On Saturday, February 18, a life-sized bronze statue of Pat Quinn was unveiled outside of Rogers Arena.
The statue was created by Norm Williams, a Canadian pre-eminent sculptor who also created the Roger Nielsen statue nearby at Rogers Arena.
Pat Quinn is featured holding a lineup card of the 1994 Canucks team that made it to Game 7 of the Stanley Cup Finals, while his right hand is inviting fans to take a seat for a photo. Quinn is notably standing behind a bench, which was reportedly his favourite place to be.
In fact, the work of art was dubbed “Pat’s bench” by family, friends, and colleagues who commissioned the statue in honour of Quinn’s legacy. The idea stems from the 2002 Salt Lake City Olympics, where Quinn coached Canada to its first gold medal in 50 years.
“Seeing that lineup card in his hands when he came into the dressing room every night with a lineup card and those big cowboy boots, let me tell you, he had everyone’s attention,” said Trevor Linden, President of Hockey Operations and Alternate Governor of the Vancouver Canucks. “It’s where Pat loved to be. He loved to be behind a bench. You could see it. He loved to teach, he loved the game, he loved to be as close to the game as he could.”
Quinn’s daughter, Kalli, was one of many in attendance when the statue was unveiled.

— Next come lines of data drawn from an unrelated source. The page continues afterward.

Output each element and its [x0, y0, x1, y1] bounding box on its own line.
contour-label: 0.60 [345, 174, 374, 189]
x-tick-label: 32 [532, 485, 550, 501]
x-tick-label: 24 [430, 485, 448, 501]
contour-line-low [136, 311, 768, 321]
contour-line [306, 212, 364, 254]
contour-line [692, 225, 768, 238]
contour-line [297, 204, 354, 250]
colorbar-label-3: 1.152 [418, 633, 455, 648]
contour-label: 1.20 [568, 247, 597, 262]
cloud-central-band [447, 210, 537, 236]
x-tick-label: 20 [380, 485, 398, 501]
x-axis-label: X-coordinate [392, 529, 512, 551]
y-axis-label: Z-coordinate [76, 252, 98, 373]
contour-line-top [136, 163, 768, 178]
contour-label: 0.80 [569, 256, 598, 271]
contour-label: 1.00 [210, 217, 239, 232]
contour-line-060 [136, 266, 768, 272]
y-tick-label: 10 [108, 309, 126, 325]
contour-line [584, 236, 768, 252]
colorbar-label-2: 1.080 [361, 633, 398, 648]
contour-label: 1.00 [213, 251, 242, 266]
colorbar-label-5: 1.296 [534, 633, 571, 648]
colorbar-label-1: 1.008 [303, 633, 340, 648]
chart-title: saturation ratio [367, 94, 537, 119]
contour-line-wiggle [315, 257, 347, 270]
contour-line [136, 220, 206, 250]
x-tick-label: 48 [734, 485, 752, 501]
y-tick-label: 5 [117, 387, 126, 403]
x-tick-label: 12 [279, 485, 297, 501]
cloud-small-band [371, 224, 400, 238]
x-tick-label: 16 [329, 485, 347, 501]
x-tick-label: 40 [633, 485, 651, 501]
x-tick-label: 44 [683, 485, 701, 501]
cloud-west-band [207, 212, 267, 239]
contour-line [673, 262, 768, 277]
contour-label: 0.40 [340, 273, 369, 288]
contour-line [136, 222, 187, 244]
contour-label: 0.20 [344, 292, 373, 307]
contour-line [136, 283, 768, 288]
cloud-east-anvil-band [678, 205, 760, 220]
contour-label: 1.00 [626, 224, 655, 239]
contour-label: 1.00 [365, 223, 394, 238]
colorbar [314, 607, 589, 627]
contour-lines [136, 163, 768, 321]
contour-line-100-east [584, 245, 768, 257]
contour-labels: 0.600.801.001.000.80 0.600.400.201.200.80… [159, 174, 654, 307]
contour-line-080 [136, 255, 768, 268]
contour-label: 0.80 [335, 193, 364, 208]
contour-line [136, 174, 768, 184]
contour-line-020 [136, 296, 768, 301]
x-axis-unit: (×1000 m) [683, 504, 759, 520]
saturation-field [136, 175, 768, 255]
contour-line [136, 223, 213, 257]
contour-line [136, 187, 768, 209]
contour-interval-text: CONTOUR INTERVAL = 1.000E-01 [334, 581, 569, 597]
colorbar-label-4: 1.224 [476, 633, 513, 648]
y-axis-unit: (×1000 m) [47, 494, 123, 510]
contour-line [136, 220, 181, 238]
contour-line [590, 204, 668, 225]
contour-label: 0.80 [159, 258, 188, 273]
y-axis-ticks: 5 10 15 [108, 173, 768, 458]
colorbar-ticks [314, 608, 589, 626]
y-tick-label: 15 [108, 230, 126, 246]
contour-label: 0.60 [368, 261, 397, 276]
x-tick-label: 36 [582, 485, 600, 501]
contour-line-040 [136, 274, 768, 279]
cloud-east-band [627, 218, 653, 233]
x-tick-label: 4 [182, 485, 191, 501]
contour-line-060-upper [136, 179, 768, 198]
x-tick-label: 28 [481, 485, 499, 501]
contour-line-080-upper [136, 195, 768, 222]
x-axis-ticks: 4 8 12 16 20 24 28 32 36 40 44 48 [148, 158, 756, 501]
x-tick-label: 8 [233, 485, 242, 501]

“The first thing I did was look at the smile and I just, he had an incredible smile so it’s everything I wanted it to be,” said Kalli. “It’s overwhelming. It is a bit strange because I just want to reach out and touch him.”
Pat Quinn played in 606 NHL games as a player and coached an additional 1,400 games. Among them, he won 684 games, the eighth most in NHL history. He also earned the Jack Adams Award twice as the League’s top coach in 1980, and 1992.
His legacy also includes coaching the Canucks and serving as president and GM numerous times between 1987 to 1997.